Recently I read a book that offered a great note on interrupting people.  In the book the author stated that when you interrupt someone, you’re indicating you think what you have to say is more important than what the person speaking is saying.  Listening is how we learn.  Listening and truly hearing is how we can be a better friend, colleague, husband.  The more I listen to the team at Miva, I guarantee the more successful the entire team will be.  I’m certain that the harder I listen, the more nuances about the business will arise.  I’m dying to dig in and hear what everyone has to say.

3. Speak the truth

I’m obsessed with business audio books.  Because I spend a great deal of my time on metro north commuting to and from the city, it’s my preferred method of entertainment/self improvement. My eyes are usually too tired to read (after staring at a computer screen all day).  I also find that I can plow through a few books a week this way.  Recently I was listening to a book that discusses six sigma. The essence of six sigma is – be truthful in business.  Analyzing your company from a point of truth is invaluable. Understanding the reality of any situation is the only way you improve. Embracing your situation, addressing any issues head on, and moving forward is the only way you grow. We must be truthful to ourselves, our loved ones and our colleagues.
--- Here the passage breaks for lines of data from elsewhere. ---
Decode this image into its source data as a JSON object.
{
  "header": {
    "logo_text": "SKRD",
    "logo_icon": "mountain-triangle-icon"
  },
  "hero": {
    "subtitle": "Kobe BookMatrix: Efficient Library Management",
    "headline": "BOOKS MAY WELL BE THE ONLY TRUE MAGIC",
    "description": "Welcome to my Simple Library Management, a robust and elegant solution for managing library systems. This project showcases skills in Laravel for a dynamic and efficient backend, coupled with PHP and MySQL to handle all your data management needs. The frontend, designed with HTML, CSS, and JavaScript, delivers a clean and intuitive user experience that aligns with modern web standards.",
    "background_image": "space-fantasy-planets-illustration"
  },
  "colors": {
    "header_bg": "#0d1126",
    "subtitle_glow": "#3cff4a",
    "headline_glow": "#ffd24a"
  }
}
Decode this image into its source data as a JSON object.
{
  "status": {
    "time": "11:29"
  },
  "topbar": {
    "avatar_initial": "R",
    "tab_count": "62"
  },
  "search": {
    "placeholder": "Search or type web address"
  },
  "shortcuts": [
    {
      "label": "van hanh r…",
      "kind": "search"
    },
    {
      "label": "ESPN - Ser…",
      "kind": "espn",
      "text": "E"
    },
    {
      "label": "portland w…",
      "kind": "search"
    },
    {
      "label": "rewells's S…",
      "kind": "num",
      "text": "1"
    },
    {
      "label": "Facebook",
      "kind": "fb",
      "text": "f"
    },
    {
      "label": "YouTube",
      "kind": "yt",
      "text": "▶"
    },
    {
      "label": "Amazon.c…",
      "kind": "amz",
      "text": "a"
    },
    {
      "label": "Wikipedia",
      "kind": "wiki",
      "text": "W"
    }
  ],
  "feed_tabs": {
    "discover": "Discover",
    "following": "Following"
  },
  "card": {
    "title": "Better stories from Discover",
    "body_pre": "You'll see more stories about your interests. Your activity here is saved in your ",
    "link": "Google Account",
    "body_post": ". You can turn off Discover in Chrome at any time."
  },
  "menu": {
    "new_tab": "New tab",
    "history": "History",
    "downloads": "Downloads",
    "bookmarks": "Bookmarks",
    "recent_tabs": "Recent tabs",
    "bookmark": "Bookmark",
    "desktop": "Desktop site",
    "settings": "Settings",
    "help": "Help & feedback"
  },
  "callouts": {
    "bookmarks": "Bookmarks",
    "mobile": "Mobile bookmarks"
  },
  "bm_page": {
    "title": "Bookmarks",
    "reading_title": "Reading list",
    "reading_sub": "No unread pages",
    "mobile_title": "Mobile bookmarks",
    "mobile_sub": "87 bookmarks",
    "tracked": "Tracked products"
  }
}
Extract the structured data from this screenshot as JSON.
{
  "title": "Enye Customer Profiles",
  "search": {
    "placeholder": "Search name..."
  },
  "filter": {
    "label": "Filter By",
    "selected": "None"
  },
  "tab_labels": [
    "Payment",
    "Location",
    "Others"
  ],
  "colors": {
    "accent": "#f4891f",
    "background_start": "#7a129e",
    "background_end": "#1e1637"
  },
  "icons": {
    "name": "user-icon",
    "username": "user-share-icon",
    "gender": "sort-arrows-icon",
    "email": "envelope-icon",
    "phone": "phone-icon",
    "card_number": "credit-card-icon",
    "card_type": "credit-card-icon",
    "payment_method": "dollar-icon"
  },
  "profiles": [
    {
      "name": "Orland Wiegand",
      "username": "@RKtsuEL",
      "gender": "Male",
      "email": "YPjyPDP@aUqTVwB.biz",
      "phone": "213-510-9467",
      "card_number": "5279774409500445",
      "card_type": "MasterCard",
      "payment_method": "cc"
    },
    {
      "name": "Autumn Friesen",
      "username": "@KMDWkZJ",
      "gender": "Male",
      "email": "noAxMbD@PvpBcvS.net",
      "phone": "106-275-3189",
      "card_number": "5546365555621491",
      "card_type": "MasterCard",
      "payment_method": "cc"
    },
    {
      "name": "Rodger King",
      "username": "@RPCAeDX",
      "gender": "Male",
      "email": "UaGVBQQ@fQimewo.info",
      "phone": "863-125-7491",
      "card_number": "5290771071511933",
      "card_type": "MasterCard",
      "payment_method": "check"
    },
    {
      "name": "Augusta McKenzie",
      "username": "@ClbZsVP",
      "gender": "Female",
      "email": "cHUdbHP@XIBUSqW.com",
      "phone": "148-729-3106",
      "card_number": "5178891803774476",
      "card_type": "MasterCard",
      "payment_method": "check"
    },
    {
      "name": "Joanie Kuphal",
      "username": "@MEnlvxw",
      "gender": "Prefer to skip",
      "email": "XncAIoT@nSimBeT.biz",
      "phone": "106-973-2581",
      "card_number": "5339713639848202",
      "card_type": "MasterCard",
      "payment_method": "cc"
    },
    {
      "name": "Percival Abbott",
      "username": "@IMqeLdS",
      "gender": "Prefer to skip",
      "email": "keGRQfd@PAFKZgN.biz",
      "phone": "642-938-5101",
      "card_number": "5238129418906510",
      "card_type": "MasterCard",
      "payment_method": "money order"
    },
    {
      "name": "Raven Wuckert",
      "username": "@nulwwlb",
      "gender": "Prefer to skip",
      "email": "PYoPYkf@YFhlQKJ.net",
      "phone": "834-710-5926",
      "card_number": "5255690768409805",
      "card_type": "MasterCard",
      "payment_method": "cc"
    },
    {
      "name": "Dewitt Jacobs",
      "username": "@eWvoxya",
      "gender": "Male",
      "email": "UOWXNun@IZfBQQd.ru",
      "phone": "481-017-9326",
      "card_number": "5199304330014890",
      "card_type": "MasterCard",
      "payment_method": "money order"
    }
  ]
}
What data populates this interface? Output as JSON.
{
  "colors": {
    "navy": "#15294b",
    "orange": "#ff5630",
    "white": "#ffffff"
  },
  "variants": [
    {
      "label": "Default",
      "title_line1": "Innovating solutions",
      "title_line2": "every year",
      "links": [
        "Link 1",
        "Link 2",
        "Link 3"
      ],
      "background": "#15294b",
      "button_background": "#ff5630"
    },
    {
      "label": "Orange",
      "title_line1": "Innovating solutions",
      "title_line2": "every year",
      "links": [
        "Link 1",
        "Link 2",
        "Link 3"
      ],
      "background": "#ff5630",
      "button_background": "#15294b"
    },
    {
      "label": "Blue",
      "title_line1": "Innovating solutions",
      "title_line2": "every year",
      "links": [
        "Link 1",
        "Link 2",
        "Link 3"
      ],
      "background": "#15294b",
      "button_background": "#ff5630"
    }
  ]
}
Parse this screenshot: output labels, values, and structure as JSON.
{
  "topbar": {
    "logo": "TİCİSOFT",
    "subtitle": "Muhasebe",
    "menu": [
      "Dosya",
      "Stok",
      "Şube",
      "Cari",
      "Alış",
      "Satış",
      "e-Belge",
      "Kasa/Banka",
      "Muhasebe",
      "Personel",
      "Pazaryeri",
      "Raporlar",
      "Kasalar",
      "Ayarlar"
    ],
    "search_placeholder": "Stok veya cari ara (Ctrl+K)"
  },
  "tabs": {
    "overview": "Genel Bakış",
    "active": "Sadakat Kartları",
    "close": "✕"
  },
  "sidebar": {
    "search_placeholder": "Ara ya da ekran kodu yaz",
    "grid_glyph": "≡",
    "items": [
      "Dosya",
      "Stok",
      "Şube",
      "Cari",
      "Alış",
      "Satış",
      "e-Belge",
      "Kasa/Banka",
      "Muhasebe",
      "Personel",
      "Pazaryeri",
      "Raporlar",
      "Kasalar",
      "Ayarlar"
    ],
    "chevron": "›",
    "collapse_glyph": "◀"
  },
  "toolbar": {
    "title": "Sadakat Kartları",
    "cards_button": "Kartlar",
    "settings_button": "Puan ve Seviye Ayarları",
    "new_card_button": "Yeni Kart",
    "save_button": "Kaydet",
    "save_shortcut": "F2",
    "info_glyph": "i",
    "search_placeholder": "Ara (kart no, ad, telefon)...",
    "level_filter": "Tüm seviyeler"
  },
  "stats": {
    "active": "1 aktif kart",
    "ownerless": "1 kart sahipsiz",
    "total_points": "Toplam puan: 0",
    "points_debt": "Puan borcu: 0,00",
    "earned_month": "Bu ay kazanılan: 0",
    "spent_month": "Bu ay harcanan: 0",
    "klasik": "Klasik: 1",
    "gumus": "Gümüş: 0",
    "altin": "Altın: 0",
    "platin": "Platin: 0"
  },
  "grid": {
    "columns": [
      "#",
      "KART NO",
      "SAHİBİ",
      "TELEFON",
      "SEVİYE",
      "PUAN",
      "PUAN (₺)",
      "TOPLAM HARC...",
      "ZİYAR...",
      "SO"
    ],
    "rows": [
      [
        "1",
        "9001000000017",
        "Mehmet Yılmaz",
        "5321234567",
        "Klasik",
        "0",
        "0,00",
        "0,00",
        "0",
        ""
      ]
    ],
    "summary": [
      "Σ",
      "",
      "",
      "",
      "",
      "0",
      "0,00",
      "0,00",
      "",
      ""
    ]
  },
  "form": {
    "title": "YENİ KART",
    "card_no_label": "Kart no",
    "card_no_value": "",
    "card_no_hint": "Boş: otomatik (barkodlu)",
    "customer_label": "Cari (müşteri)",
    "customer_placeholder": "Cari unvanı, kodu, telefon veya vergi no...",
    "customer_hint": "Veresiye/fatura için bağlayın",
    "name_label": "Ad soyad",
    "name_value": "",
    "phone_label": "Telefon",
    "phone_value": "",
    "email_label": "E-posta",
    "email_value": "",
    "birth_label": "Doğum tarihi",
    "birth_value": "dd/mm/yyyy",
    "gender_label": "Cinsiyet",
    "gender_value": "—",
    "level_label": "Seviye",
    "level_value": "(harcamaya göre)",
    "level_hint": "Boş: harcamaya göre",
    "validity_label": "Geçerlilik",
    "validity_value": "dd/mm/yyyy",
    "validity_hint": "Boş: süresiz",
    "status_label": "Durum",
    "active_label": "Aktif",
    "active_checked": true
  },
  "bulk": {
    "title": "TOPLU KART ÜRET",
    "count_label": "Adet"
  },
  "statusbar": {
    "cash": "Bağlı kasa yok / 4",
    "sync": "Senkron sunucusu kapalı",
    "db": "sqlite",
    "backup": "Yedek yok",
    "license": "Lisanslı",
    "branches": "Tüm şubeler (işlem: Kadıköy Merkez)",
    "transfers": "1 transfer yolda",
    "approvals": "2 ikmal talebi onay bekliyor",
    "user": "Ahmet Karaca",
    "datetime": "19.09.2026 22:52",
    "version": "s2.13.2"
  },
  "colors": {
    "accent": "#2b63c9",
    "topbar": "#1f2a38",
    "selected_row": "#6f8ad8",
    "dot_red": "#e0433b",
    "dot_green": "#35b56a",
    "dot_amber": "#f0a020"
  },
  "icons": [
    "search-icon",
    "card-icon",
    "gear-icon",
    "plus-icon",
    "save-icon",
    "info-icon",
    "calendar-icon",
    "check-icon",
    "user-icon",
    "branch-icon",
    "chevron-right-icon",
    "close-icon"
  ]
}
4. Write lucid succinct memos

I struggle with this one, but it helps a great deal. Resist the temptation to ramble. That’s what blogs, and friends are for.  When communicating with your colleagues/bosses write as succinctly as possible.  Don’t complain, don’t waif.  Get to the point, offer solutions. Your colleagues will love you for it.  Their time is just as valuable as yours.  Don’t assume that they need to hear about how you took a full week to aggregate the information your sending. Just tell them what the information is, how it can be leveraged to help make their life easier, and hit the send button.  

5. Compete fair and square

There’s no room for game playing in business.  Some people approach business with a war room mentality. I understand the parallels, but that this doesn’t make it acceptable to cut corners. Give people the opportunity to be fair, and truthful and they will be.  Articulate that you are open to hearing about truth and that you reward good work.  Fairness will become a part of your corporate culture.